Configuring Cisco Jabber Problem Reporting

Cisco Jabber has an administrative feature allowing users to submit problem reports directly from the user interface. When troubleshooting issues with Jabber this is usually one of the first steps. I consider this a better method instead of having the user save the PRT zip file, subsequently lose it on their computer, and then clogging your inbox.

The nuts and bolts of how this works is briefly described in the Cisco Jabber installation and configuration guide. You need a method to submit the problem report and a method to retrieve the problem report. This post is purely focusing on how to submit the problem report to a server and it’s up to you on how to retrieve it. If you’re anticipating using this frequently or in an enterprise you’re going to need to do some light file handling on the server side. The Cisco problem reporting upload mechanism doesn’t randomize file names during the upload.

I’m working with my FreeBSD server specialized for Jabber functions so underneath I have Apache and PHP. The disclaimer I’m going to insert is that is up to YOU to secure your installation. Creating a free-for-all upload location on your network poses a big security risk. My goal here is to give you the basics with Jabber and what it is doing.

Cisco Jabber does an HTTP POST directly to the URL you specified in your jabber-config.xml. This HTTP POST contains the following information so this is merely informational if you would like use a different upload method. The “ciscoID” portion of the POST is generated by the Cisco JID.

POST /uploadprt.php HTTP/1.1
Request Method: POST
Host: yuengling.brewery.com
Full request URI: http://yuengling.brewery.com/uploadprt.php
Type: multipart/form-data
Content-Disposition: form-data; name="zipFileName"; filename="PROBLEM_FEEDBACK_Cisco_Jabber_ciscoID.zip"

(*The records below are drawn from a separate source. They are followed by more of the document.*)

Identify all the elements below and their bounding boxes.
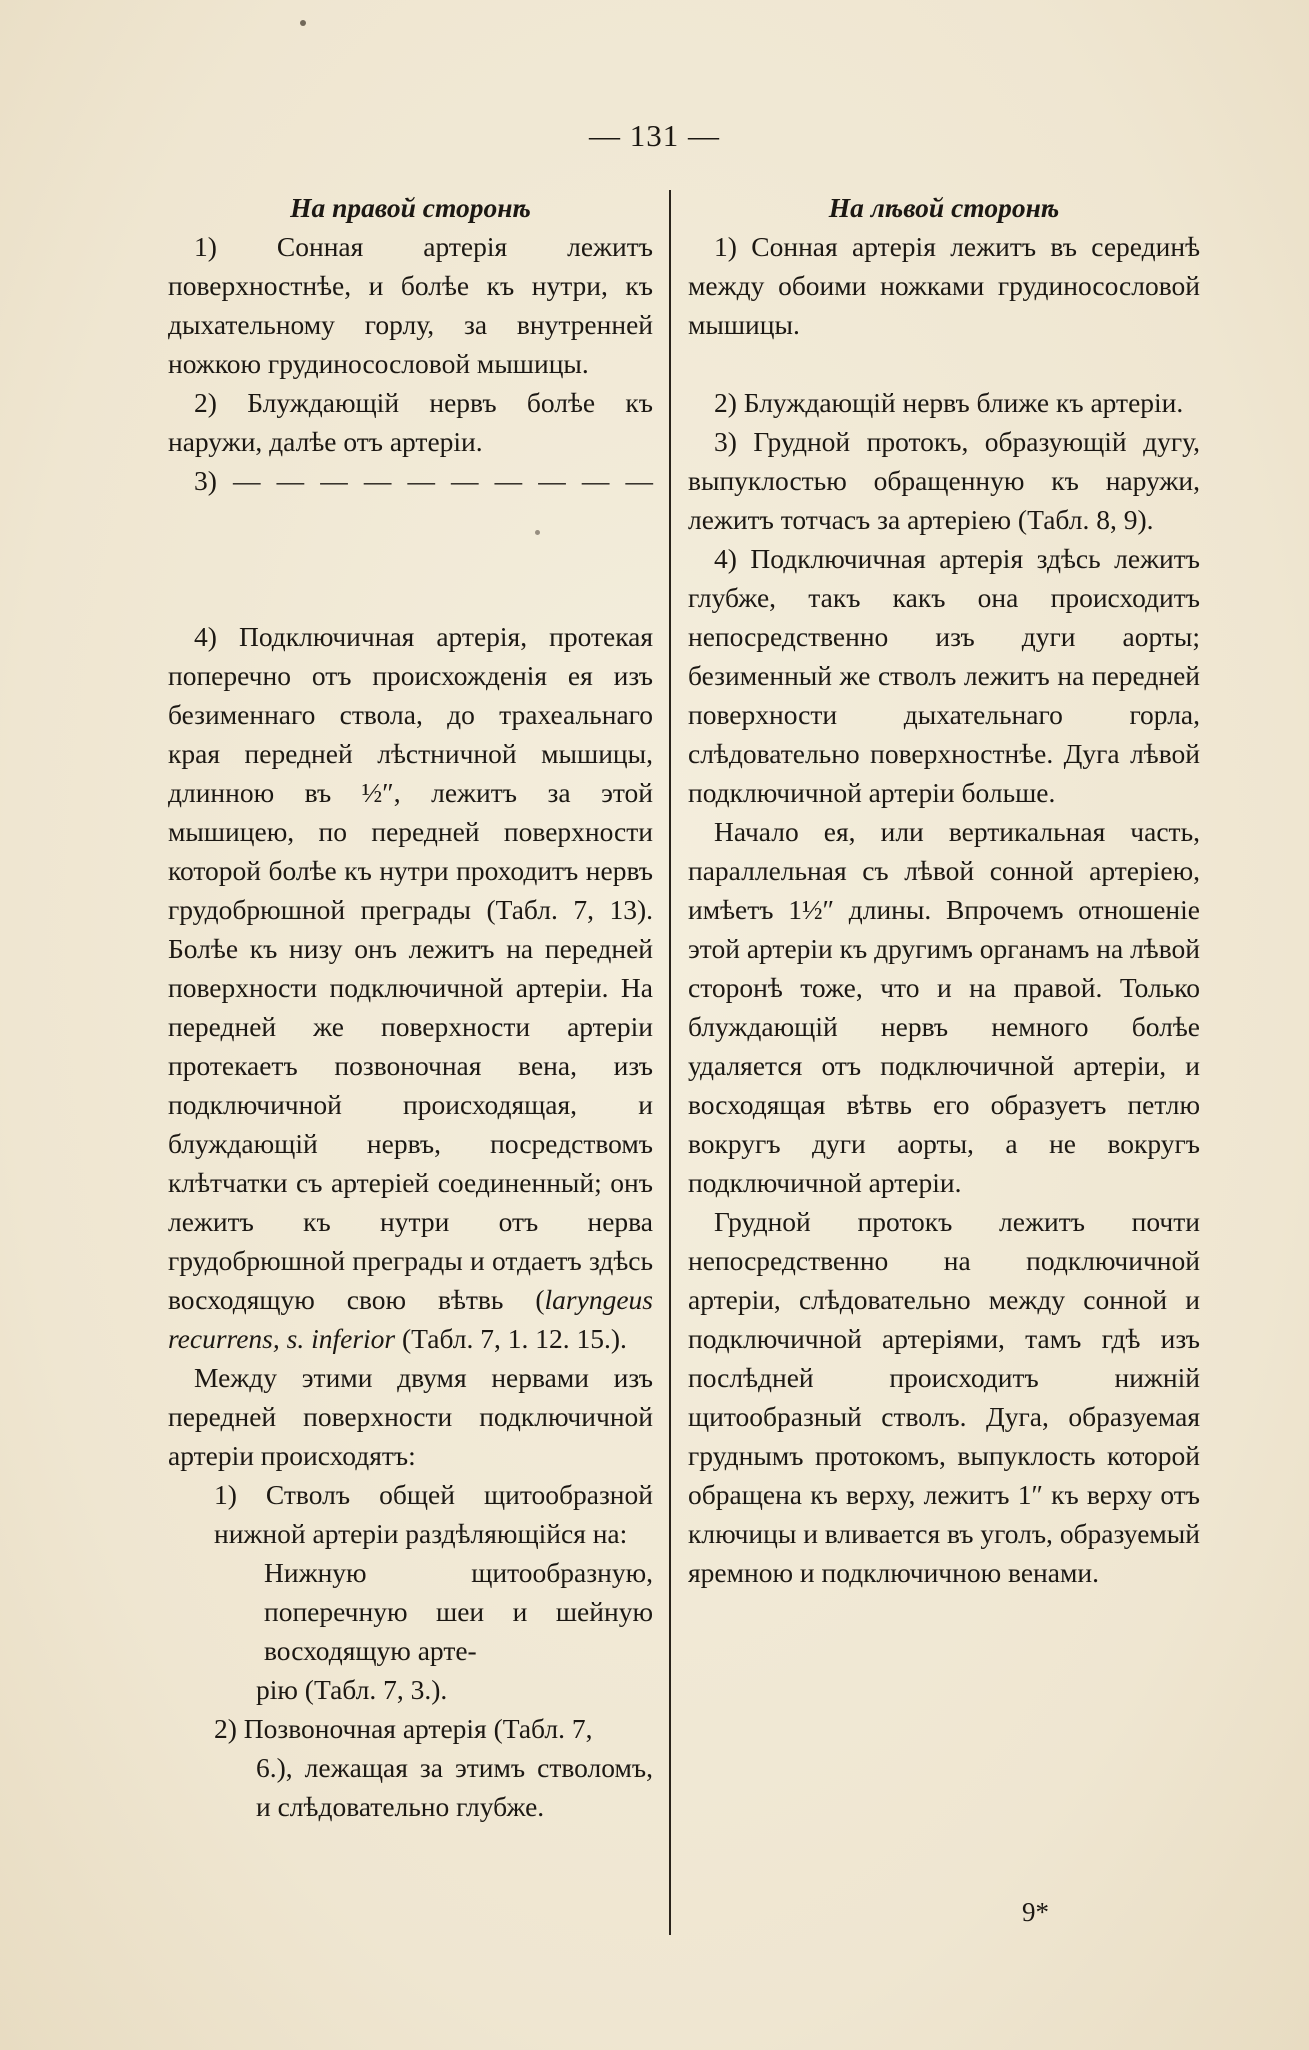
left-paragraph-1: 1) Сонная артерія лежитъ поверхностнѣе, и болѣе къ нутри, къ дыхательному горлу, за внутренней ножкою грудиносословой мышицы. xyxy=(168,231,653,379)
right-paragraph-3: 3) Грудной протокъ, образующій дугу, выпуклостью обращенную къ наружи, лежитъ тотчасъ за артеріею (Табл. 8, 9). xyxy=(688,426,1200,535)
right-paragraph-5: Начало ея, или вертикальная часть, параллельная съ лѣвой сонной артеріею, имѣетъ 1½″ длины. Впрочемъ отношеніе этой артеріи къ другимъ органамъ на лѣвой сторонѣ тоже, что и на правой. Только блуждающій нервъ немного болѣе удаляется отъ подключичной артеріи, и восходящая вѣтвь его образуетъ петлю вокругъ дуги аорты, а не вокругъ подключичной артеріи. xyxy=(688,816,1200,1198)
right-paragraph-2: 2) Блуждающій нервъ ближе къ артеріи. xyxy=(714,387,1184,418)
column-divider xyxy=(669,190,671,1935)
list-item-1: 1) Стволъ общей щитообразной нижной артеріи раздѣляющійся на: xyxy=(214,1479,653,1549)
list-item-2-end: 6.), лежащая за этимъ стволомъ, и слѣдовательно глубже. xyxy=(256,1752,653,1822)
list-item-2: 2) Позвоночная артерія (Табл. 7, xyxy=(214,1713,593,1744)
blank-space xyxy=(168,500,653,617)
right-paragraph-1: 1) Сонная артерія лежитъ въ серединѣ между обоими ножками грудиносословой мышицы. xyxy=(688,231,1200,340)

Now that you know how Cisco Jabber uploads to your server you need a corresponding catch-all script to accept the upload. Cisco gives you an example HTML form that you can put on your server. This form is optional and not necessary to have Cisco Jabber automatically upload PRTs. The goal was to provide you an example of how you need to accept the ‘zipFileName’ form data.

uploadprt.html

<form name="uploadPrt" action="http://yuengling.brewery.com/uploadprt.php" method="post" enctype="multipart/form-data">
 <input type="file" name="zipFileName" id="zipFileName" />

 <input type="submit" name="submitBtn" id="submitBtn" value="Upload File" />
</form>

The next piece of the puzzle is the uploadprt.php file and how it interacts with the incoming HTTP POST from Jabber. Jabber uploads a file name that is exactly “PROBLEM_FEEDBACK_Cisco_Jabber_ciscoID.zip” and if you do nothing else to the file name the user will continually overwrite the same file. So I decided to go ahead and add a time-stamp which you can see below in the $uploadfile variable.

I do not recommend you use this code without adding in proper file handling controls. I’m working in a sealed environment so this is the bare essential method to accept the upload. Obviously the $uploaddir needs to be set to your server location you want to store the files.

uploadprt.php

<?php
$uploaddir = '/usr/local/www/apache22/data/uploads/';
$uploadfile = $uploaddir . date('Y_m_d_H_i_s') . basename($_FILES['zipFileName']['name']);
move_uploaded_file($_FILES['zipFileName']['tmp_name'], $uploadfile);
?>

So you’ve put all this together and as always I’m ready to tell Jabber via the jabber-config.xml file where to upload problem reports. It’s important to note that the PrtLogServerUrl parameter points to your upload PHP script and not the HTML form provided in the documentation.

jabber-config.xml

<?xml version="1.0" encoding="utf-8"?>
<config version="1.0">
	<Client>
		<PrtLogServerUrl>http://yuengling.brewery.com/uploadprt.php</PrtLogServerUrl>
	</Client>
</config>

The end result is I have a directory on the server that houses the Jabber problem reports as “2014_12_10_20_19_50PROBLEM_FEEDBACK_Cisco_Jabber_ciscoID.zip”. From here you can work this into any further automation methods such as e-mailing or FTP. The first goal has been met to get the file from the client to the server and from there further automate.

If everything is working you’ll end up with a little window that looks like this. Happy Jabber-ing!